Вышла и статья Мейбл Додж, озаглавленная Рассуждения, или Постимпрессионизм в прозе. А приложением — Портрет Мейбл Додж на вилле Курония.
В статье автор писала:
В большой студии в Париже, увешанной картинами Ренуара, Матисса и Пикассо, Гертруда Стайн проделывает со словами то, что Пикассо со своими картинами. Она принуждает язык пробудить к жизни новые образы восприятия текста. <…> В своих импрессионистских работах она использует знакомые слова, чтобы создать совершенно новые состояния и картины, никогда прежде сознательно не испытываемые. Она добивается этого, используя слова в их первоначальном, как ей кажется, смысле. По мнению многих людей, она использует английский язык неправильно, обращается с ним грубо, неуклюже, варварски, безрассудно, сдуру, отвратительно; но своим методом она находит скрытую природу сущности.
Чтобы выразить свои впечатления, она выбирает слова, судя по их внутреннему значению, а не общепринятому использованию… Сосредоточившись на впечатлении, которым она обладает и которое хочет донести, она откладывает на время привычную манеру употребления слов, в ожидании слов или группы слов, которые должны выплыть из подсознания на поверхность и в полной мере выразить желаемый смысл.
Тогда и только тогда она прикладывает свои соображения к ним, проверяя, взвешивая и измеряя их способность выразить то, что она хочет выразить. Очевидно действенное доказательство бергсоновской теории интуиции. Она не охотится за словами — она ждет и дозволяет им самим придти к ней; так и происходит. <…>
Невозможно определить или описать целиком и полностью любое новое проявление в эстетике или литературе, нечто совсем недавнее, как, например, работы Пикассо или Гертруды Стайн; все, что мы можем сделать, это посоветовать в мелочах, сравнить и затем отступить в сторону.

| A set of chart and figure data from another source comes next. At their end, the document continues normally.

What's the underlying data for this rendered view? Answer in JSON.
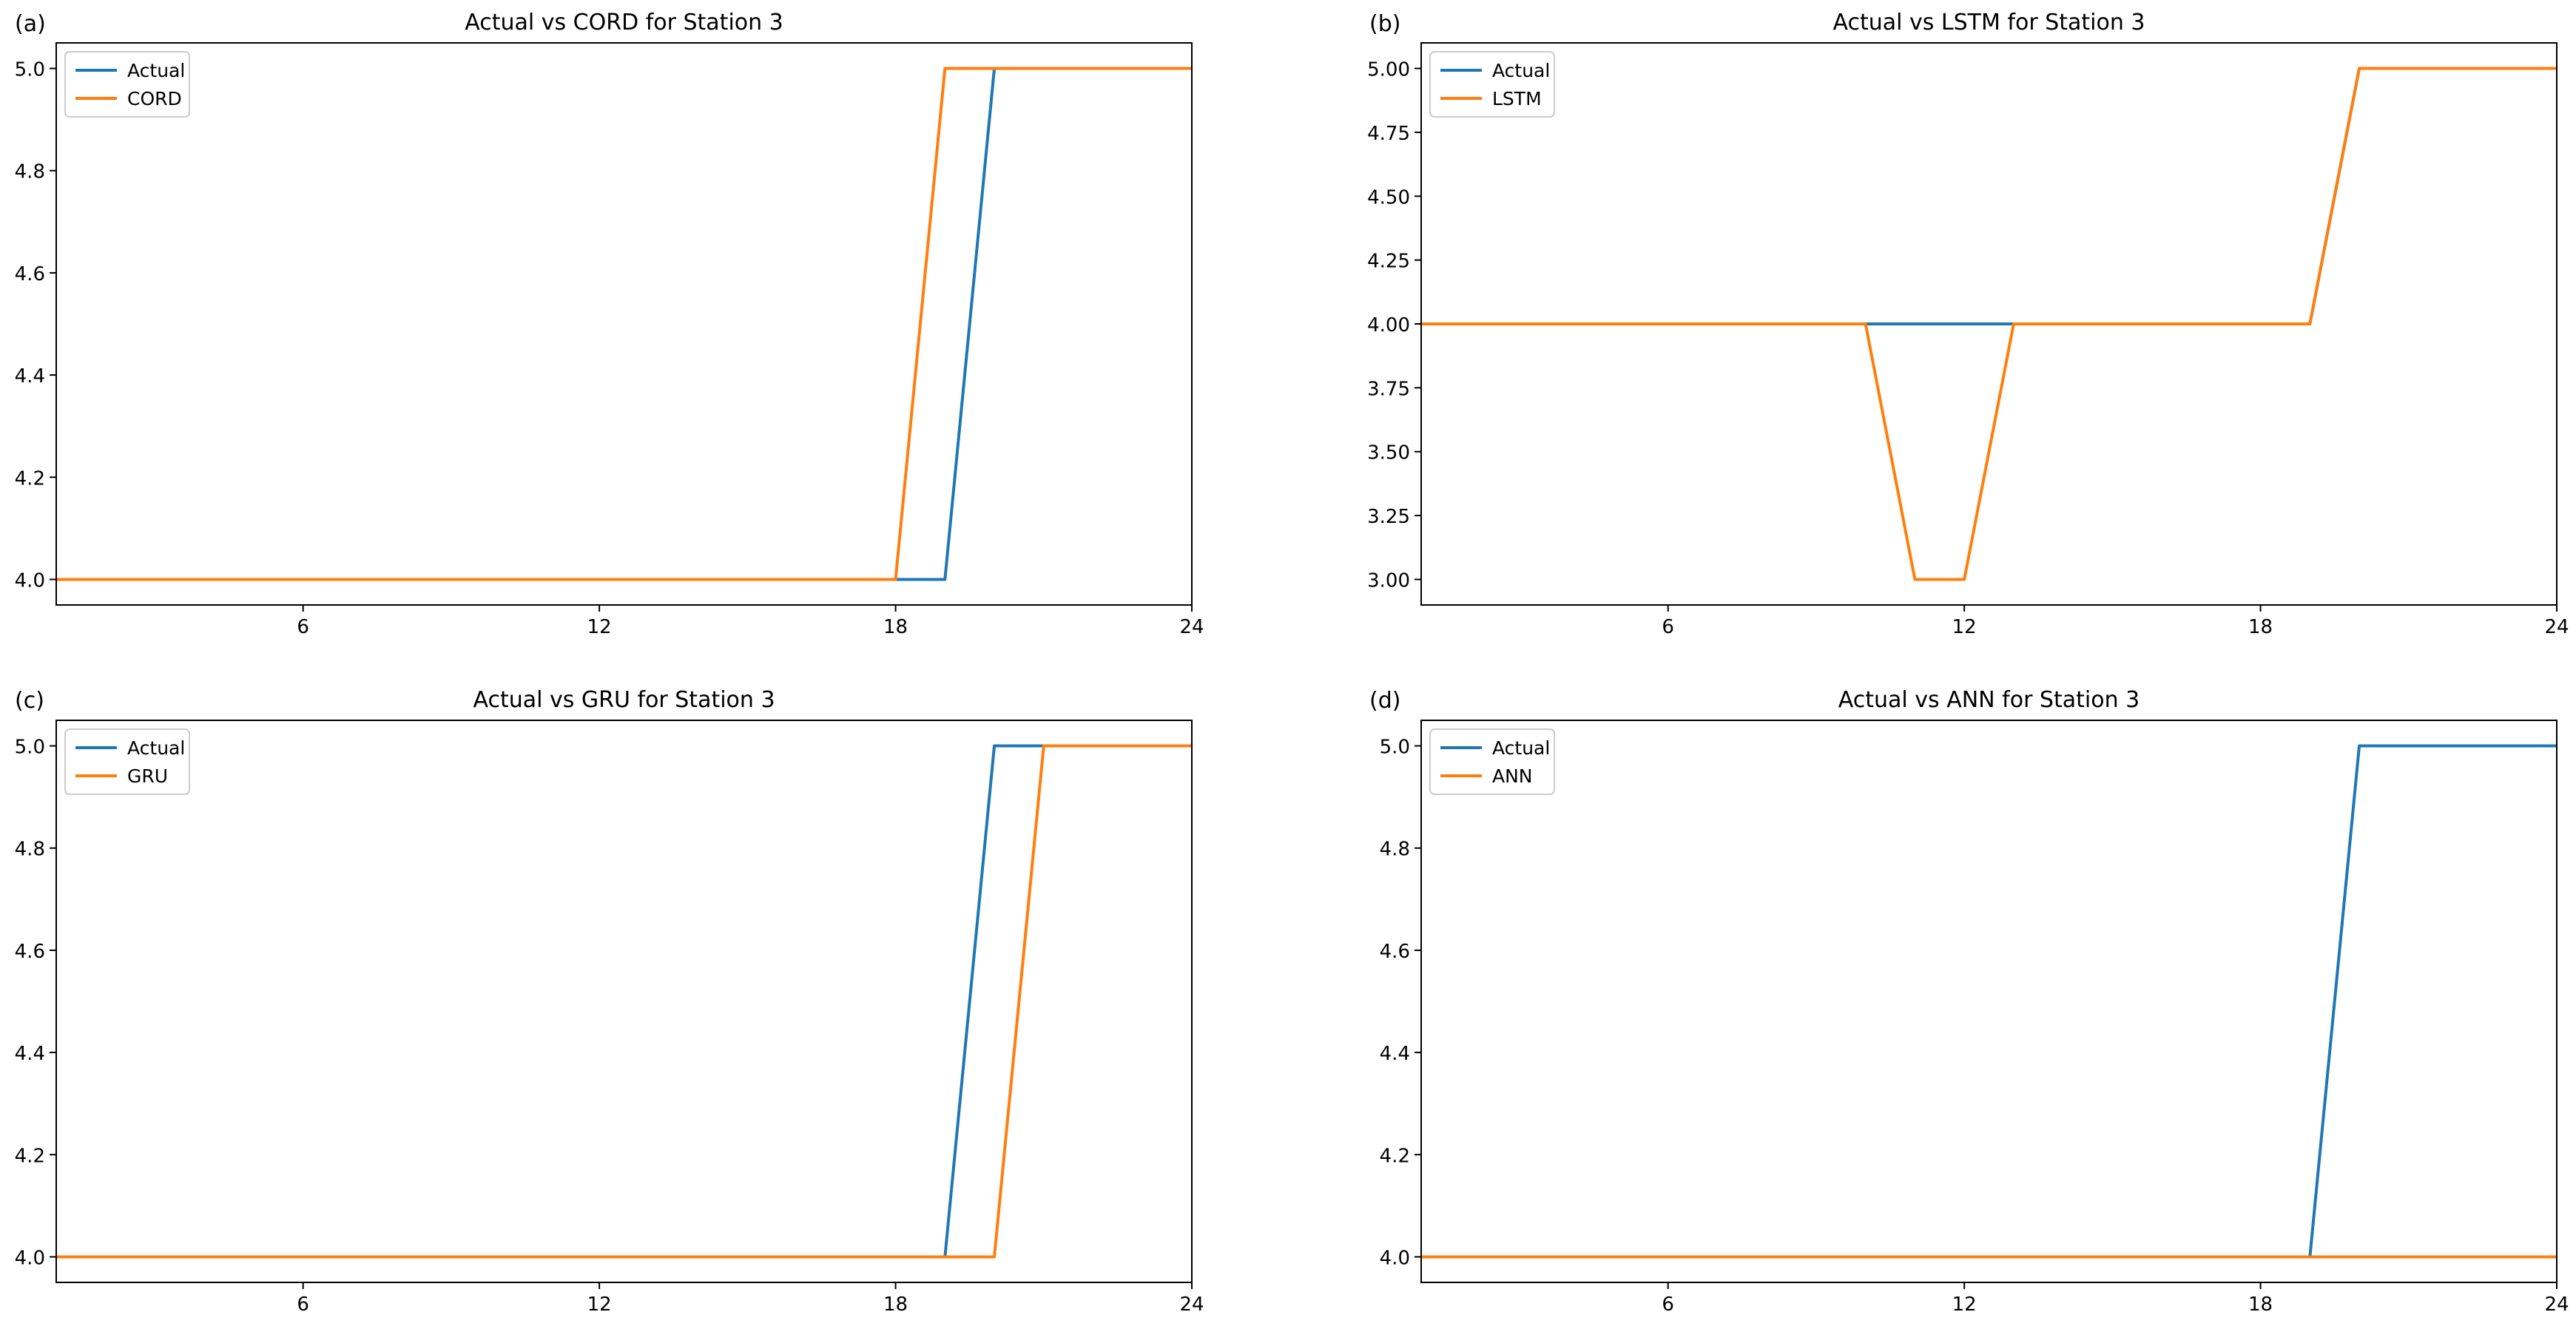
{
  "colors": {
    "actual": "#1f77b4",
    "model": "#ff7f0e",
    "axis": "#000000",
    "background": "#ffffff"
  },
  "chart_data": [
    {
      "panel": "(a)",
      "type": "line",
      "title": "Actual vs CORD for Station 3",
      "xlabel": "",
      "ylabel": "",
      "xlim": [
        1,
        24
      ],
      "ylim": [
        3.95,
        5.05
      ],
      "xticks": [
        6,
        12,
        18,
        24
      ],
      "yticks": [
        4.0,
        4.2,
        4.4,
        4.6,
        4.8,
        5.0
      ],
      "ytick_decimals": 1,
      "grid": false,
      "legend_position": "top-left",
      "x": [
        1,
        2,
        3,
        4,
        5,
        6,
        7,
        8,
        9,
        10,
        11,
        12,
        13,
        14,
        15,
        16,
        17,
        18,
        19,
        20,
        21,
        22,
        23,
        24
      ],
      "series": [
        {
          "name": "Actual",
          "color": "#1f77b4",
          "values": [
            4,
            4,
            4,
            4,
            4,
            4,
            4,
            4,
            4,
            4,
            4,
            4,
            4,
            4,
            4,
            4,
            4,
            4,
            4,
            5,
            5,
            5,
            5,
            5
          ]
        },
        {
          "name": "CORD",
          "color": "#ff7f0e",
          "values": [
            4,
            4,
            4,
            4,
            4,
            4,
            4,
            4,
            4,
            4,
            4,
            4,
            4,
            4,
            4,
            4,
            4,
            4,
            5,
            5,
            5,
            5,
            5,
            5
          ]
        }
      ]
    },
    {
      "panel": "(b)",
      "type": "line",
      "title": "Actual vs LSTM for Station 3",
      "xlabel": "",
      "ylabel": "",
      "xlim": [
        1,
        24
      ],
      "ylim": [
        2.9,
        5.1
      ],
      "xticks": [
        6,
        12,
        18,
        24
      ],
      "yticks": [
        3.0,
        3.25,
        3.5,
        3.75,
        4.0,
        4.25,
        4.5,
        4.75,
        5.0
      ],
      "ytick_decimals": 2,
      "grid": false,
      "legend_position": "top-left",
      "x": [
        1,
        2,
        3,
        4,
        5,
        6,
        7,
        8,
        9,
        10,
        11,
        12,
        13,
        14,
        15,
        16,
        17,
        18,
        19,
        20,
        21,
        22,
        23,
        24
      ],
      "series": [
        {
          "name": "Actual",
          "color": "#1f77b4",
          "values": [
            4,
            4,
            4,
            4,
            4,
            4,
            4,
            4,
            4,
            4,
            4,
            4,
            4,
            4,
            4,
            4,
            4,
            4,
            4,
            5,
            5,
            5,
            5,
            5
          ]
        },
        {
          "name": "LSTM",
          "color": "#ff7f0e",
          "values": [
            4,
            4,
            4,
            4,
            4,
            4,
            4,
            4,
            4,
            4,
            3,
            3,
            4,
            4,
            4,
            4,
            4,
            4,
            4,
            5,
            5,
            5,
            5,
            5
          ]
        }
      ]
    },
    {
      "panel": "(c)",
      "type": "line",
      "title": "Actual vs GRU for Station 3",
      "xlabel": "",
      "ylabel": "",
      "xlim": [
        1,
        24
      ],
      "ylim": [
        3.95,
        5.05
      ],
      "xticks": [
        6,
        12,
        18,
        24
      ],
      "yticks": [
        4.0,
        4.2,
        4.4,
        4.6,
        4.8,
        5.0
      ],
      "ytick_decimals": 1,
      "grid": false,
      "legend_position": "top-left",
      "x": [
        1,
        2,
        3,
        4,
        5,
        6,
        7,
        8,
        9,
        10,
        11,
        12,
        13,
        14,
        15,
        16,
        17,
        18,
        19,
        20,
        21,
        22,
        23,
        24
      ],
      "series": [
        {
          "name": "Actual",
          "color": "#1f77b4",
          "values": [
            4,
            4,
            4,
            4,
            4,
            4,
            4,
            4,
            4,
            4,
            4,
            4,
            4,
            4,
            4,
            4,
            4,
            4,
            4,
            5,
            5,
            5,
            5,
            5
          ]
        },
        {
          "name": "GRU",
          "color": "#ff7f0e",
          "values": [
            4,
            4,
            4,
            4,
            4,
            4,
            4,
            4,
            4,
            4,
            4,
            4,
            4,
            4,
            4,
            4,
            4,
            4,
            4,
            4,
            5,
            5,
            5,
            5
          ]
        }
      ]
    },
    {
      "panel": "(d)",
      "type": "line",
      "title": "Actual vs ANN for Station 3",
      "xlabel": "",
      "ylabel": "",
      "xlim": [
        1,
        24
      ],
      "ylim": [
        3.95,
        5.05
      ],
      "xticks": [
        6,
        12,
        18,
        24
      ],
      "yticks": [
        4.0,
        4.2,
        4.4,
        4.6,
        4.8,
        5.0
      ],
      "ytick_decimals": 1,
      "grid": false,
      "legend_position": "top-left",
      "x": [
        1,
        2,
        3,
        4,
        5,
        6,
        7,
        8,
        9,
        10,
        11,
        12,
        13,
        14,
        15,
        16,
        17,
        18,
        19,
        20,
        21,
        22,
        23,
        24
      ],
      "series": [
        {
          "name": "Actual",
          "color": "#1f77b4",
          "values": [
            4,
            4,
            4,
            4,
            4,
            4,
            4,
            4,
            4,
            4,
            4,
            4,
            4,
            4,
            4,
            4,
            4,
            4,
            4,
            5,
            5,
            5,
            5,
            5
          ]
        },
        {
          "name": "ANN",
          "color": "#ff7f0e",
          "values": [
            4,
            4,
            4,
            4,
            4,
            4,
            4,
            4,
            4,
            4,
            4,
            4,
            4,
            4,
            4,
            4,
            4,
            4,
            4,
            4,
            4,
            4,
            4,
            4
          ]
        }
      ]
    }
  ]
}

Понять их — дело личного опыта и знания; никто не может быть поводырем другому. Прежде чем думать, надо прочувствовать, и это первый шаг в направлении опыта, потому что чувство есть начало знания, действия. Первое впечатление неважно. Кого-то оно шокирует, изумит или ужаснет; кому-то откроет глаза, доставит удовольствие, даст стимул, кого-то заинтригует.